Last May, if you recall, the demise of Europe was upon us.  At that time, Greece, first, then Spain and Portugal were the reasons the Euro Zone would collapse and the euro was destined to die a swift death.  A little financial hocus pocus from the European Central Bank (ECB), some rather severe cost-cutting measures from the countries, particularly Greece, and some high-priced debt put the whole issue on the back burner.  If nothing else, history does tend to repeat itself, at least in the general, if not the specific.

LONDON — European officials, increasingly concerned that the Continent’s debt crisis will spread, are warning that any new rescue plans may need to cover Portugal as well as Ireland to contain the problem they tried to resolve six months ago.

So, here we are again … The market is threatening to lose much, if not all, of what it has achieved in the past few months because the threat of Euro Zone dissolution is upon us.  Mind you, this displaces the good economic news we have received lately, the positive punditry that has move both business and consumer confidence to the upside, and the value of the almost-but-not quite stellar corporate profit we saw in the last reporting period.  

Some economists wonder if unity will hold or if some new system that allows countries to move on one of two parallel financial tracks is needed.

The reality is that none of this economic “bad news” is new.  How long have we known about Ireland’s fiscal issues?  I mean, really, it’s not as if this problem just popped onto the radar screen.  I know, I know, one must not get emotional about the market, but if truth be told, the market taking any excuse to massively take profit is a bit irritating, at least for my goals and the type of trading I do.  And, as always, in my humble opinion, this is what we are seeing today – massive profit taking.

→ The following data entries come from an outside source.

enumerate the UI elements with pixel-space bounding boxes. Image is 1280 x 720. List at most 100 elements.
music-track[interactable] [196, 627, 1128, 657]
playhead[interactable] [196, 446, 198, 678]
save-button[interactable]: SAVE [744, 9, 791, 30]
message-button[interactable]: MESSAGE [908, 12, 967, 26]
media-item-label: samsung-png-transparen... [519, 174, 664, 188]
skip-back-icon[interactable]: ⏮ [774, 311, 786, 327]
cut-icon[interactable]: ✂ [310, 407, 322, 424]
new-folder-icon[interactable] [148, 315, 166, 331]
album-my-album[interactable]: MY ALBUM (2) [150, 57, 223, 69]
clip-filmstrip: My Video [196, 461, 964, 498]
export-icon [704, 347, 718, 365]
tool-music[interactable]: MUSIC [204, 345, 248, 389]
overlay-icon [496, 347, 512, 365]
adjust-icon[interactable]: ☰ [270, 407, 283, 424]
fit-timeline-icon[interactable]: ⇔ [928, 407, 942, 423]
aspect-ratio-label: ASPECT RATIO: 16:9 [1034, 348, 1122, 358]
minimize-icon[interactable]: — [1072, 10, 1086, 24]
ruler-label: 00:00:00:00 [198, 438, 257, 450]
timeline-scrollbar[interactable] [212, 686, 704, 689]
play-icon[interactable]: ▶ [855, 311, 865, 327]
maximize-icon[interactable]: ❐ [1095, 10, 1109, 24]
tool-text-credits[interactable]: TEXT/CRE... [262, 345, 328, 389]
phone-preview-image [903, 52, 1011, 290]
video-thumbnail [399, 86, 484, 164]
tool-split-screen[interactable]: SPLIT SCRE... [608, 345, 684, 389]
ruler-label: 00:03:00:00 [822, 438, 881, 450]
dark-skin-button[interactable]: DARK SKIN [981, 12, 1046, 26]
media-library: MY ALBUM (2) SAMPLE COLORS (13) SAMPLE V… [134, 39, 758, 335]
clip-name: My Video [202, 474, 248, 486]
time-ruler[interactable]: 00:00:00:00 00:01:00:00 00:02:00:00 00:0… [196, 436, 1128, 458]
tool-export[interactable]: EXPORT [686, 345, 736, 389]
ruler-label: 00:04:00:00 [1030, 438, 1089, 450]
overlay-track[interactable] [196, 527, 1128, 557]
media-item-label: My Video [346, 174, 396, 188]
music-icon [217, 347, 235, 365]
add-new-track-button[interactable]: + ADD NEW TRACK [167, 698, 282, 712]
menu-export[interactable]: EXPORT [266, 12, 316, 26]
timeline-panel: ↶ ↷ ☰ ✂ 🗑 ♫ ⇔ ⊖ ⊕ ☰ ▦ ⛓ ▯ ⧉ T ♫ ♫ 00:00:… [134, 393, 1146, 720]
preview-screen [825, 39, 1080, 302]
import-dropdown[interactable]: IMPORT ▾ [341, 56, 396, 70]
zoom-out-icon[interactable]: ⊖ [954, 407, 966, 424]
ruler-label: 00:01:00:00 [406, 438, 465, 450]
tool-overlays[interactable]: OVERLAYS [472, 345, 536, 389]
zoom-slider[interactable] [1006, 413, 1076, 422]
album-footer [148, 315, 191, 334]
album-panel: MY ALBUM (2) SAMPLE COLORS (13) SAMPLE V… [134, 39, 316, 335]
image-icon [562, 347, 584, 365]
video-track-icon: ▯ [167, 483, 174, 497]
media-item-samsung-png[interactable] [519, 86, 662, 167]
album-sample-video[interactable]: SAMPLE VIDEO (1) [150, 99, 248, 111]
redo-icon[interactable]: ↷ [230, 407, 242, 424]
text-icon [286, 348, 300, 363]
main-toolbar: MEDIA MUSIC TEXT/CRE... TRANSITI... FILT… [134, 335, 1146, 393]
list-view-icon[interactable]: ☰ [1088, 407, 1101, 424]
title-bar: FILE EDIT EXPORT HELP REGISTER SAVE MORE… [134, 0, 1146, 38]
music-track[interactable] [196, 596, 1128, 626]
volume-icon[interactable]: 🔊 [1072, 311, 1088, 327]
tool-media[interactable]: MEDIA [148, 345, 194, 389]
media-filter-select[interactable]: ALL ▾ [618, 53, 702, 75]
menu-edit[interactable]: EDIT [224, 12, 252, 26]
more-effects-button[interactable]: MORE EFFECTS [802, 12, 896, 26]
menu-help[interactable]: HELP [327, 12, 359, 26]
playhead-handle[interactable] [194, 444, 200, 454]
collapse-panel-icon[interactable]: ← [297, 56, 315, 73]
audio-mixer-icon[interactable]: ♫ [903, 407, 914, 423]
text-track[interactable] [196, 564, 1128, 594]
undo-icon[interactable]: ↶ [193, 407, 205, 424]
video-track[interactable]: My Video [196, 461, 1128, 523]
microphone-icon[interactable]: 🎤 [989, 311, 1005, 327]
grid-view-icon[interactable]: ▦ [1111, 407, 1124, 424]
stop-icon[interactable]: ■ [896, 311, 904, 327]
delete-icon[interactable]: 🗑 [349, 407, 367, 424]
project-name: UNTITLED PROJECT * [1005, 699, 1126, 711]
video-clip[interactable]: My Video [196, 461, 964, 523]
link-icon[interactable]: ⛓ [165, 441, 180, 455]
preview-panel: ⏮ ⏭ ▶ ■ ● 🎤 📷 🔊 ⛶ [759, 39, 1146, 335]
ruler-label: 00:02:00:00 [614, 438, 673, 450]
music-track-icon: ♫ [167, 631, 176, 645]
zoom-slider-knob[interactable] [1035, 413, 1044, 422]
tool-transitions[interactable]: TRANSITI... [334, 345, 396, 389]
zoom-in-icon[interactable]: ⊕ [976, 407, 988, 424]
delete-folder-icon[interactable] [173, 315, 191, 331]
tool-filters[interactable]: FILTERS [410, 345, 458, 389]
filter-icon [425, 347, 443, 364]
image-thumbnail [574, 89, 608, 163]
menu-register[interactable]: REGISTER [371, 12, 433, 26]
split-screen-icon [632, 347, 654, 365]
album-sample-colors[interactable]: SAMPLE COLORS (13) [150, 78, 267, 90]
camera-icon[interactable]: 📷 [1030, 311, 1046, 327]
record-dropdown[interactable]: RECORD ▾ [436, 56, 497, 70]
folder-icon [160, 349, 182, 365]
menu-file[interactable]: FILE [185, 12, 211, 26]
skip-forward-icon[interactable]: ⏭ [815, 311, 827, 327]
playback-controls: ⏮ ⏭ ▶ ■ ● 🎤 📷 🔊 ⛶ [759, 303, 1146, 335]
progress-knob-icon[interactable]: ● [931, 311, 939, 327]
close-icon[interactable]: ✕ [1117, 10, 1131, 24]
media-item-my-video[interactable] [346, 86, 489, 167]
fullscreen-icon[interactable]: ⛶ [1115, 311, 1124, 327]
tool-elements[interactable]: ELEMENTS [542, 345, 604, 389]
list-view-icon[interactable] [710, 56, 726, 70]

I suppose this is to be expected.  After all, we have had a nice market run up now for a couple of months, which, by the way, was not supposed to happen.  Remember, the pundit consensus pointed to a major demise in the market in the months of September and October, historically, the two worst months of the year for the markets.

Given the unreliability of “consensus” about the market, I plant my flag here and now – this too shall pass and the market will resume its sluggish uphill climb, and, as the economic news improves more consistently in 2011, that sluggish movement will speed up.  Now, this is not to say we do not have head winds in front of us, and that some of those winds pack the potential of hurricane force (think bond market, debt, and QE), we do.  Those issues are “down the road,” which means the market is not concerned with them, and won’t be until the media brings them to the front burner.